Asked about some specific defensive players and Schwartz had a standard wait-and-see response. He was not overly critical, but he has been an NFL coach long enough to know that what you see in late May has very little bearing on what you can expect when training camp and the regular season begin.
That's why his response surprised even himself when the subject turned to the Eagles' starting safeties Tuesday.
"That was money well spent," Schwartz said. "I'm sort of violating my rule with judging too much into this time of year. Both of those guys are veteran players and you can see that right away."
The Eagles spent a guaranteed $38 million on the duo of Malcolm Jenkins and Rodney McLeod. Jenkins, after two terrific seasons with the Eagles, received a four-year contract extension worth $35 million, including $21 million guaranteed. McLeod, after starting 48 straight games for the St. Louis Rams, became the Eagles' primary free-agent target on defense, signing for five years and $37 million, including $17 million guaranteed.
That's a lot of money invested in a position that was a black hole for a long time in Philadelphia after Brian Dawkins' free-agent departure in 2009. Now, even though he has witnessed only a handful of voluntary practices, Schwartz thinks the Eagles might have something special at safety again.
"They're both multidimensional," Schwartz said. "They communicate very well. They can cover a lot of ground. They can blitz, they can play man, they can play zone. I'd be very surprised as the year went on if they're not one of the better safety tandems in the NFL. They've been very impressive so far."
In addition to all of the things Schwartz mentioned, Jenkins and McLeod have also been durable. Jenkins, 28, has not missed a game in his two seasons with the Eagles and has emerged as a playmaker and defensive leader. McLeod, who turns 26 next month, earned a starting safety spot in his second season with the Rams.
In the last three seasons, the two of them have combined for 12 interceptions, 15 forced fumbles, eight fumble recoveries, and three touchdowns.
Still in his introductory period with McLeod and Schwartz, Jenkins is impressed by both men.
"I knew already from watching [McLeod] on tape that he is a guy who plays really hard and plays fast, plays violent and bigger than he actually is," Jenkins said. "Now, playing next to him, you start to see the smartness and his football IQ.
"You see that he knows the different defenses, the different ways of adjusting, and his ability to use tools for different situations. He is an extension of the coach on the field. That's what you look for in terms of having somebody who can quarterback the defense. It is good to have two guys back there who can do that."
Jenkins compared Schwartz to Gregg Williams, his defensive coordinator in New Orleans when the Saints won the franchise's only Super Bowl.

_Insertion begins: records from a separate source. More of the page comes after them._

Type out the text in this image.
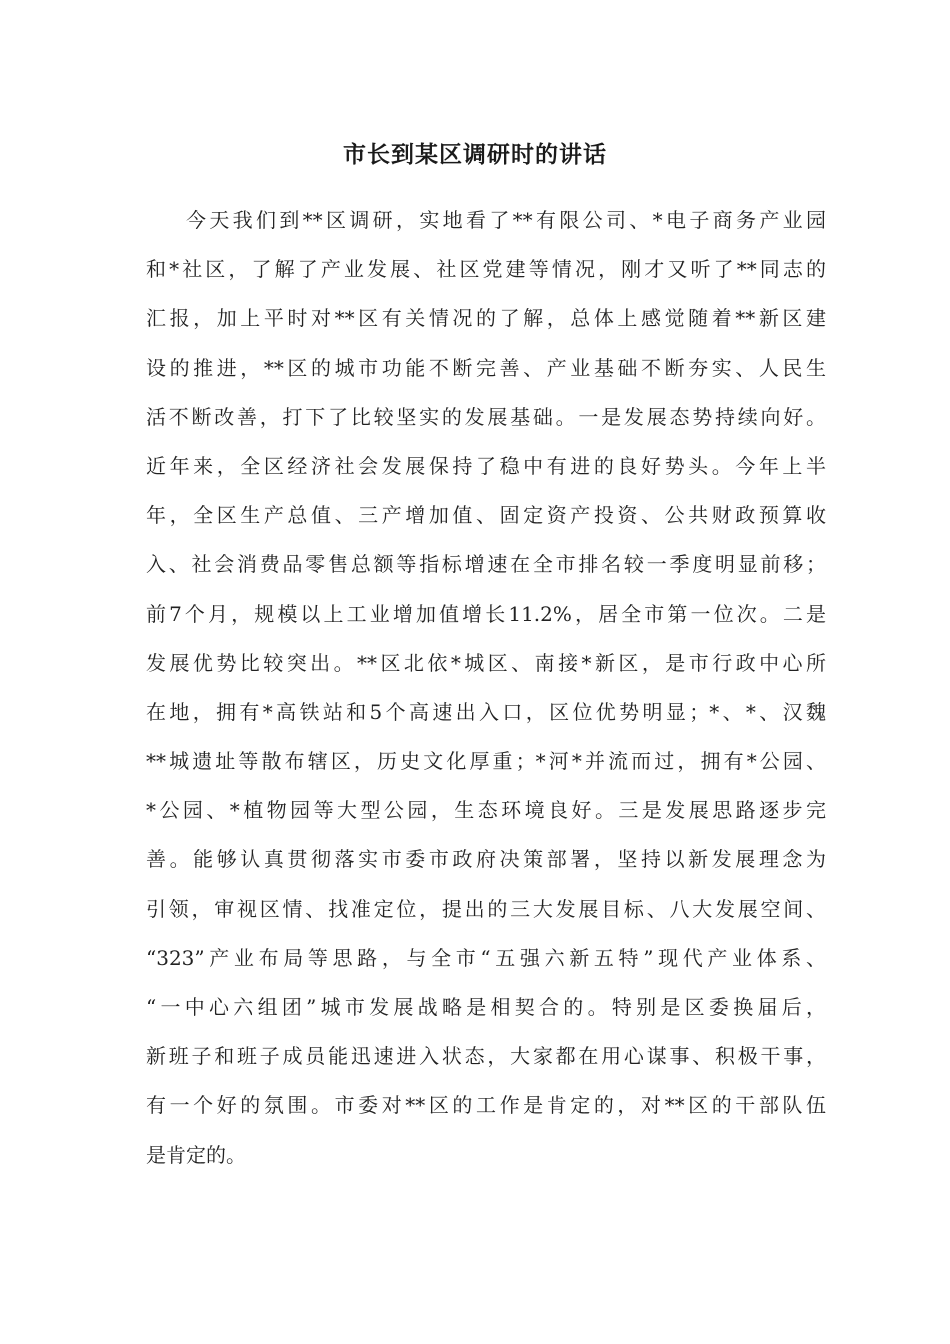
市长到某区调研时的讲话
今天我们到**区调研，实地看了**有限公司、*电子商务产业园
和*社区，了解了产业发展、社区党建等情况，刚才又听了**同志的
汇报，加上平时对**区有关情况的了解，总体上感觉随着**新区建
设的推进，**区的城市功能不断完善、产业基础不断夯实、人民生
活不断改善，打下了比较坚实的发展基础。一是发展态势持续向好。
近年来，全区经济社会发展保持了稳中有进的良好势头。今年上半
年，全区生产总值、三产增加值、固定资产投资、公共财政预算收
入、社会消费品零售总额等指标增速在全市排名较一季度明显前移；
前7个月，规模以上工业增加值增长11.2%，居全市第一位次。二是
发展优势比较突出。**区北依*城区、南接*新区，是市行政中心所
在地，拥有*高铁站和5个高速出入口，区位优势明显；*、*、汉魏
**城遗址等散布辖区，历史文化厚重；*河*并流而过，拥有*公园、
*公园、*植物园等大型公园，生态环境良好。三是发展思路逐步完
善。能够认真贯彻落实市委市政府决策部署，坚持以新发展理念为
引领，审视区情、找准定位，提出的三大发展目标、八大发展空间、
“323”产业布局等思路，与全市“五强六新五特”现代产业体系、
“一中心六组团”城市发展战略是相契合的。特别是区委换届后，
新班子和班子成员能迅速进入状态，大家都在用心谋事、积极干事，
有一个好的氛围。市委对**区的工作是肯定的，对**区的干部队伍
是肯定的。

"Different defenses, but similar in the fact that they think it is more about a mentality than necessarily the X's and O's," Jenkins said. "They're tough on you in practice, but it's really just to prepare you for the game.
"I think it's definitely something that gives you a little bit of confidence going into the season. We'll have a coach that knows situations, knows how to be flexible, knows how to adjust, but also knows there is a certain mentality and standard that must be set in practice day in and day out. Most defenses take the personality of their coordinator and I think with Jim our defense will definitely have an edge."
Perhaps, but the Eagles' defensive players should be advised not to ask their defensive coordinator to pass the compliments along with the cranberries.